Criar espaço para reconhecer e falar sobre as emoções na escola são indispensáveis para o cuidado da saúde mental do professor

A saúde mental dos professores tem sido um tema de grande preocupação desde a pandemia da Covid-19. Como mostrou um levantamento da Nova Escola em parceria com o Instituto Ame Sua Mente, em 2022, 21,5% dos educadores brasileiros avaliaram seu estado de saúde mental como “ruim” ou “muito ruim”. Em 2020, no pico da pandemia, esse indicador ultrapassou os 30%. 

No topo das queixas dos professores estão sentimentos intensos e frequentes de ansiedade (60%), baixo rendimento e cansaço excessivo (48%) e dificuldades para dormir (41%), além de dificuldade de socialização, isolamento e sensação permanente de tristeza. 
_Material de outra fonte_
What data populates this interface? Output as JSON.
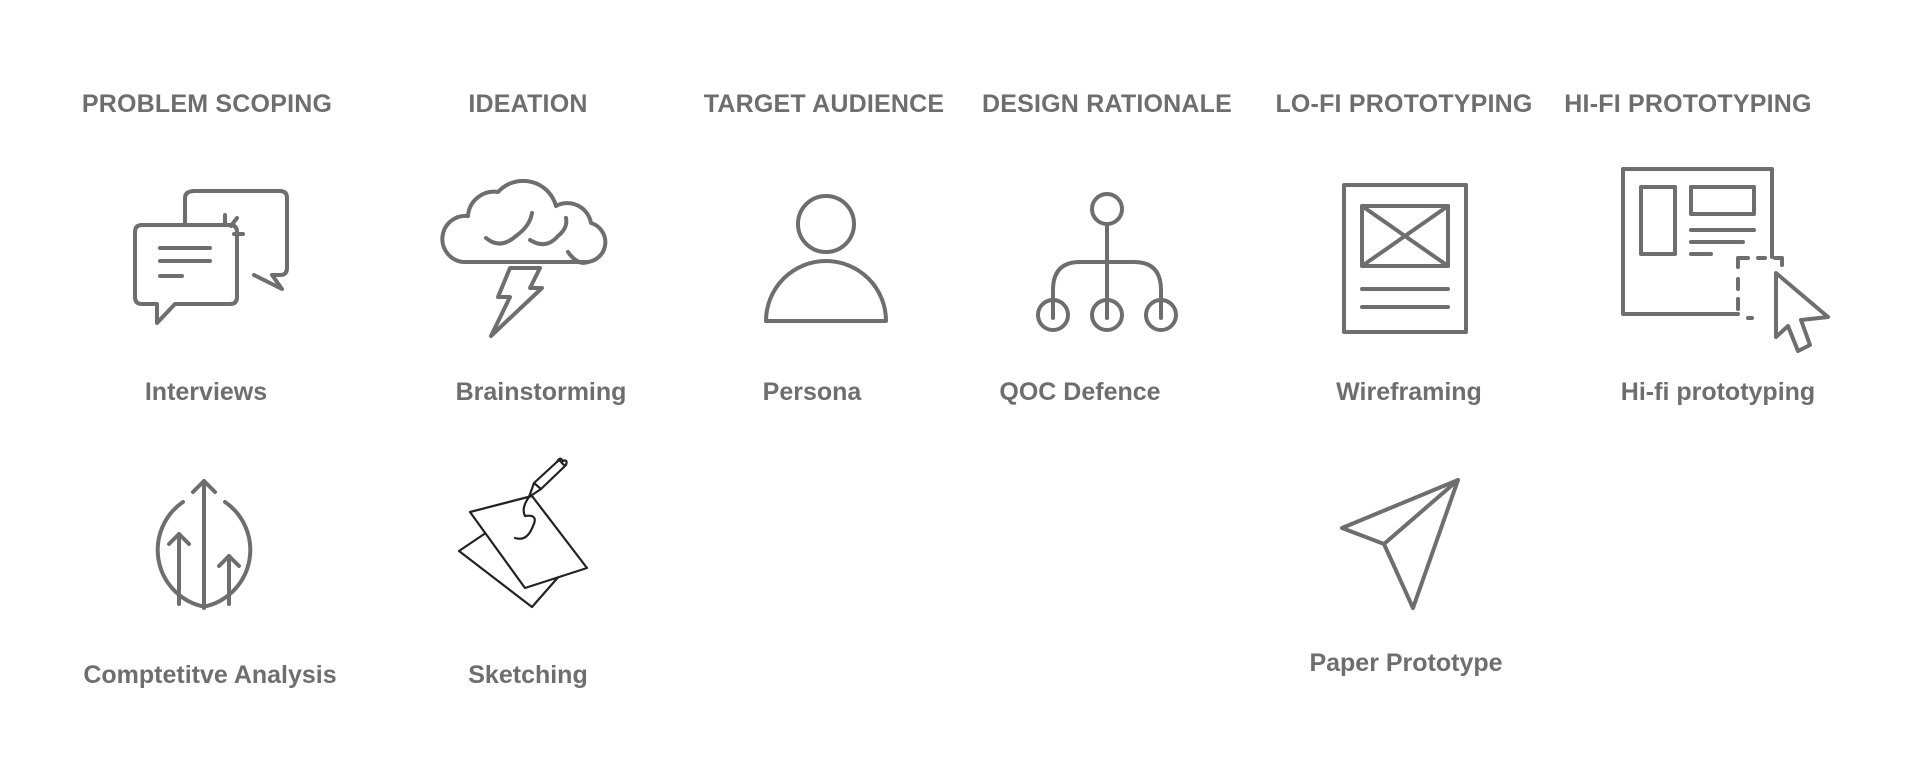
{
  "colors": {
    "text": "#6e6e6e",
    "icon_stroke": "#6e6e6e",
    "sketch_stroke": "#222222",
    "background": "#ffffff"
  },
  "columns": [
    {
      "heading": "PROBLEM SCOPING",
      "items": [
        {
          "label": "Interviews",
          "icon": "speech-bubbles-icon"
        },
        {
          "label": "Comptetitve Analysis",
          "icon": "growth-arrows-icon"
        }
      ]
    },
    {
      "heading": "IDEATION",
      "items": [
        {
          "label": "Brainstorming",
          "icon": "storm-cloud-icon"
        },
        {
          "label": "Sketching",
          "icon": "pencil-sketch-icon"
        }
      ]
    },
    {
      "heading": "TARGET AUDIENCE",
      "items": [
        {
          "label": "Persona",
          "icon": "person-icon"
        }
      ]
    },
    {
      "heading": "DESIGN RATIONALE",
      "items": [
        {
          "label": "QOC Defence",
          "icon": "hierarchy-tree-icon"
        }
      ]
    },
    {
      "heading": "LO-FI PROTOTYPING",
      "items": [
        {
          "label": "Wireframing",
          "icon": "wireframe-page-icon"
        },
        {
          "label": "Paper Prototype",
          "icon": "paper-plane-icon"
        }
      ]
    },
    {
      "heading": "HI-FI PROTOTYPING",
      "items": [
        {
          "label": "Hi-fi prototyping",
          "icon": "layout-cursor-icon"
        }
      ]
    }
  ]
}
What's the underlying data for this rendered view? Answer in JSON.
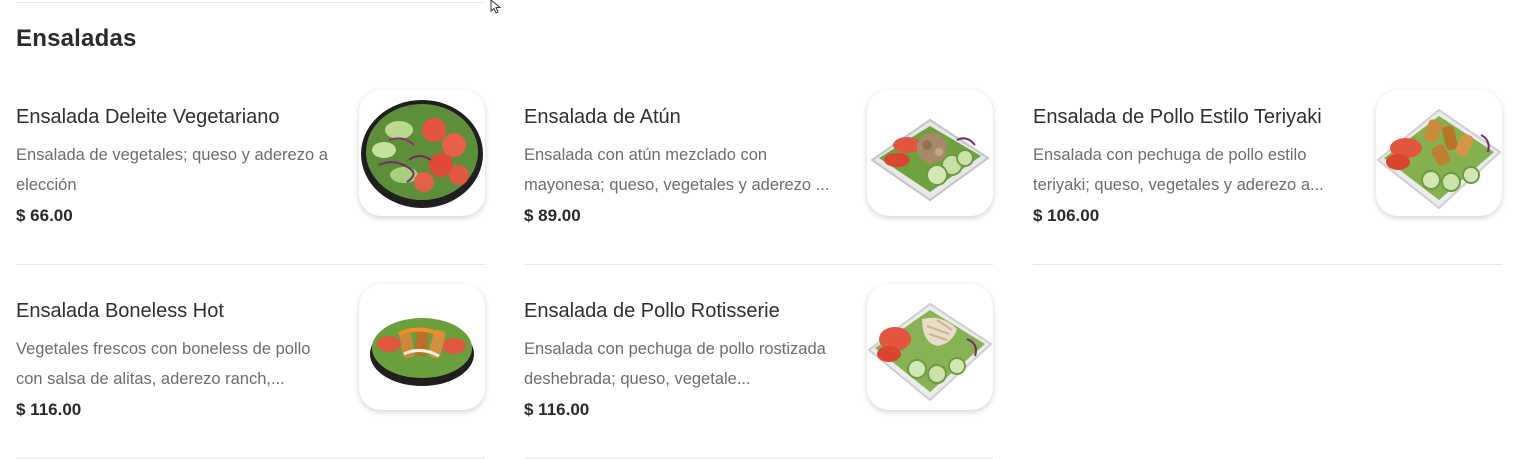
{
  "section": {
    "title": "Ensaladas"
  },
  "items": [
    {
      "name": "Ensalada Deleite Vegetariano",
      "description": "Ensalada de vegetales; queso y aderezo a elección",
      "price": "$ 66.00",
      "image": "vegetarian-salad-image"
    },
    {
      "name": "Ensalada de Atún",
      "description": "Ensalada con atún mezclado con mayonesa; queso, vegetales y aderezo ...",
      "price": "$ 89.00",
      "image": "tuna-salad-image"
    },
    {
      "name": "Ensalada de Pollo Estilo Teriyaki",
      "description": "Ensalada con pechuga de pollo estilo teriyaki; queso, vegetales y aderezo a...",
      "price": "$ 106.00",
      "image": "teriyaki-chicken-salad-image"
    },
    {
      "name": "Ensalada Boneless Hot",
      "description": "Vegetales frescos con boneless de pollo con salsa de alitas, aderezo ranch,...",
      "price": "$ 116.00",
      "image": "boneless-hot-salad-image"
    },
    {
      "name": "Ensalada de Pollo Rotisserie",
      "description": "Ensalada con pechuga de pollo rostizada deshebrada; queso, vegetale...",
      "price": "$ 116.00",
      "image": "rotisserie-chicken-salad-image"
    }
  ]
}
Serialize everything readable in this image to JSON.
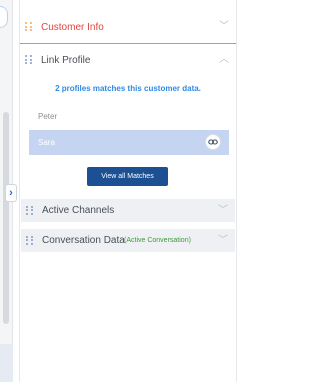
{
  "sections": {
    "customer_info": {
      "title": "Customer Info"
    },
    "link_profile": {
      "title": "Link Profile",
      "match_message": "2 profiles matches this customer data.",
      "profiles": [
        "Peter",
        "Sara"
      ],
      "view_button": "View all Matches"
    },
    "active_channels": {
      "title": "Active Channels"
    },
    "conversation_data": {
      "title": "Conversation Data",
      "tag": "(Active Conversation)"
    }
  },
  "colors": {
    "customer_title": "#e0463e",
    "match_text": "#2f8ae6",
    "selected_profile_bg": "#c5d5f1",
    "button_bg": "#1d4f93",
    "conv_tag": "#3f9a3a"
  },
  "icons": {
    "expand": "chevron-down-icon",
    "collapse": "chevron-up-icon",
    "drag": "drag-handle-icon",
    "link": "link-icon",
    "side_toggle": "chevron-right-icon"
  }
}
Cenário parecido foi encontrado pela psicóloga escolar Pricila Tobias, que trabalha na Secretaria Municipal de Educação de Vargeão (SC). Com o retorno das aulas presenciais, em 2021, ela notou que muitos profissionais de educação estavam com fragilidades psíquicas. Em parceria com a secretária de educação, Carmen Raymundi, ela desenvolveu o projeto socioemocional Cuidando de Quem Cuida

Referenciado na cartilha do Instituto Península, Priscila começou com um trabalho intenso de escuta de toda a comunidade escolar, de professores e gestores à merendeiras, motoristas de transporte e porteiros. “A escuta ativa é a espinha dorsal da educação. Não faz sentido acolher o aluno quando ele chega na escola com suas várias questões se nós estivermos com uma equipe emocionalmente fragilizada”, justifica. 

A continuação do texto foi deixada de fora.